Po stracie gola częściej w polu karnym Wilgi gościła Marcovia. Strzały przyjezdnych pewnie wyłapywał Jakub Bieliński. Tuż przed zejściem do szatni, próba Sebastiana Papiernika z ostrego kąta o centymetry minęła bramkę zespołu z Marek.
Po zmianie strony długo oba zespoły nie stwarzały klarownych sytuacji do zdobycia gola. W 64. minucie na prawym skrzydle znalazł się Kacper Wieczorek. Środkowy pomocnik wrzucił w pole karne, gdzie najwyżej do główki wyskoczył Obi. Nigeryjczyk mógł cieszyć się z dubletu oraz 12. bramki w sezonie.
W 73. minucie tylko przytomna interwencja Kiryła Shakurau przed linią bramkową zapobiegła stracie bramki przez Wilgę. Na 10 minut przed końcem Marcovia była bardzo blisko zdobycia bramki kontaktowej, ale zabrakło mocniejszego strzału. Chwilę później przed szansą na hat-tricka stanął Obi, ponownie jego uderzenie odbił Cholewa.

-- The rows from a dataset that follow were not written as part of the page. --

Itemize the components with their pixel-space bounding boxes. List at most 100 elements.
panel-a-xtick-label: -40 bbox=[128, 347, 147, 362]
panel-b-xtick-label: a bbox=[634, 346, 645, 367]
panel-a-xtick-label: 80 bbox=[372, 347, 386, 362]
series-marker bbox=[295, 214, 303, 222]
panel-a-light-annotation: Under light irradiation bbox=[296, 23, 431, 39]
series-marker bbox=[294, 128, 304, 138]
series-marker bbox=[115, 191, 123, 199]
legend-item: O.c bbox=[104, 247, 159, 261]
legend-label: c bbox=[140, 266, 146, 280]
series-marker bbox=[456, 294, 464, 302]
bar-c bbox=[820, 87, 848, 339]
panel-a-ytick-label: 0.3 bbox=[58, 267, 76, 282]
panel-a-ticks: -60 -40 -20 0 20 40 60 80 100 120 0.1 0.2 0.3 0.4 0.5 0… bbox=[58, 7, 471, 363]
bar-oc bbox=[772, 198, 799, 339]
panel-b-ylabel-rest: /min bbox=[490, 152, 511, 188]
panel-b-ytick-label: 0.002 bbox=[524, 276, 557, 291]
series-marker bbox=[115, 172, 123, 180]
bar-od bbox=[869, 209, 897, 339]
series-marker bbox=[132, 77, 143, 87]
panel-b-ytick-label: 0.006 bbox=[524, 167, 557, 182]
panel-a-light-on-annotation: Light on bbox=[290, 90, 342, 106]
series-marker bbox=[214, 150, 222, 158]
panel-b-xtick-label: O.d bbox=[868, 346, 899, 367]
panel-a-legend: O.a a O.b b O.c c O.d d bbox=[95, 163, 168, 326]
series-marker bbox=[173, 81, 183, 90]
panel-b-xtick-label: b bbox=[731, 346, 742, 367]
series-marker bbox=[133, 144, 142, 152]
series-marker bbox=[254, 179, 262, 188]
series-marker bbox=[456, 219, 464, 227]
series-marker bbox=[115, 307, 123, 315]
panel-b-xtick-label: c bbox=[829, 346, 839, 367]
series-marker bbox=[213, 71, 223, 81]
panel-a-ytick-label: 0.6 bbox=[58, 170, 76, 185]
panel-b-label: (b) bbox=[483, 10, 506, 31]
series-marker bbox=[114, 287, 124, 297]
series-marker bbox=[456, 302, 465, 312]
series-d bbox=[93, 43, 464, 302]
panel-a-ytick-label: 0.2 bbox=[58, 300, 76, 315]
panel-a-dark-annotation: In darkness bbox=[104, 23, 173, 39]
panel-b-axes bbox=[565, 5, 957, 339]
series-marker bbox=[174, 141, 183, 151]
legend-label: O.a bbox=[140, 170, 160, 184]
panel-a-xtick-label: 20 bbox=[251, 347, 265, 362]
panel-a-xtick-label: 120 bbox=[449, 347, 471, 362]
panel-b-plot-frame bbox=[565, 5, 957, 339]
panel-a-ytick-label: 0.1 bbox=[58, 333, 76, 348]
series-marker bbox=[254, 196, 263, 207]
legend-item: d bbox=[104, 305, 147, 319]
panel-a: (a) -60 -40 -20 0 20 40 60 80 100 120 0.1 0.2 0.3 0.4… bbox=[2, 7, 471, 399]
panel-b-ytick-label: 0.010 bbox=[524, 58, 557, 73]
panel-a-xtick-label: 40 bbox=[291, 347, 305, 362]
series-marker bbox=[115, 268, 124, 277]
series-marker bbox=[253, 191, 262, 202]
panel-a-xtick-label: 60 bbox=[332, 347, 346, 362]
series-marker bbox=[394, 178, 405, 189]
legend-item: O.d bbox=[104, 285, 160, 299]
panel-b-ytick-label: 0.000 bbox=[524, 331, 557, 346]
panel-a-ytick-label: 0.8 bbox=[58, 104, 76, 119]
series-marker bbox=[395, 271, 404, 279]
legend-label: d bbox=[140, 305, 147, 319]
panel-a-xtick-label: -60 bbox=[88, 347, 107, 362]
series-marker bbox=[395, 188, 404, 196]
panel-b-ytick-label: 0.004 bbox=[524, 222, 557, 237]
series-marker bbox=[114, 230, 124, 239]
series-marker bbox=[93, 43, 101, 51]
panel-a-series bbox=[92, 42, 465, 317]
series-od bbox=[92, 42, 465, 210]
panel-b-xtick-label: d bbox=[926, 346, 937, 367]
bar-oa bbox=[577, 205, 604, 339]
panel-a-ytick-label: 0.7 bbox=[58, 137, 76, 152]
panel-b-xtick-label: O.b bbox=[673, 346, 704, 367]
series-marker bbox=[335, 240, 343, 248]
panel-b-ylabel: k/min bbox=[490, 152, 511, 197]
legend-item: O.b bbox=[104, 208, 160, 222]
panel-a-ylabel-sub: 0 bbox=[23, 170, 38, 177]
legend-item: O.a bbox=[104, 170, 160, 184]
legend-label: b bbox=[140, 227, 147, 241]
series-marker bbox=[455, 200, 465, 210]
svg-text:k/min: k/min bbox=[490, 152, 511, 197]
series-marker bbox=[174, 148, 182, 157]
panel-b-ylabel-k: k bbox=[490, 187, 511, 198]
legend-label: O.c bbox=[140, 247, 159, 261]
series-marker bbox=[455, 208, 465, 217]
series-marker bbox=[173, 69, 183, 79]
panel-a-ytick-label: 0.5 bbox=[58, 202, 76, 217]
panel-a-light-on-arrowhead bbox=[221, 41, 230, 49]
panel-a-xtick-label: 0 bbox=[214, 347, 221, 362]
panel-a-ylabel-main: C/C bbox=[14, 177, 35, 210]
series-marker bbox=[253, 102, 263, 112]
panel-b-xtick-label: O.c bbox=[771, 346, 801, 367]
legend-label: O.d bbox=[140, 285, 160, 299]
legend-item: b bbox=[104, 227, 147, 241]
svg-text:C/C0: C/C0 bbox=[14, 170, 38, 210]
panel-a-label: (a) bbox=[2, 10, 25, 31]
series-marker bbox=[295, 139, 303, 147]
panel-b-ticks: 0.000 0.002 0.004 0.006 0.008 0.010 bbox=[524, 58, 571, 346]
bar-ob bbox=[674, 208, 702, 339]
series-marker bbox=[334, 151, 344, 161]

W doliczonym czasie gry gospodarzy osłabił Shakurau. Białorusin otrzymał drugą żółtą kartkę za grę na czas przy wznowieniu z autu.
W następnej kolejce, na początek rundy rewanżowej, Wilga zagra u siebie z Ursusem Warszawa (godz. 13). Jesienią w stolicy GKS wygrał 1:0.
Wilga Garwolin – Marcovia Marki 2:0 (1:0)
Bramki: Emmanuel Obi 33`, 64` (as. Kacper Wieczorek)
Czerwona kartka dla Wilgi: 90` Kirył Shakurau (za dwie żółte)
Wilga: Bieliński, Grzegorczyk, Mangke, D. Papiernik, Shakurau, S. Papiernik (89` Poszytek), Wieczorek, Kowalski (80` Szulc), Piesio, Kaczyński (70` Domarecki), Obi (80` Paszkowski).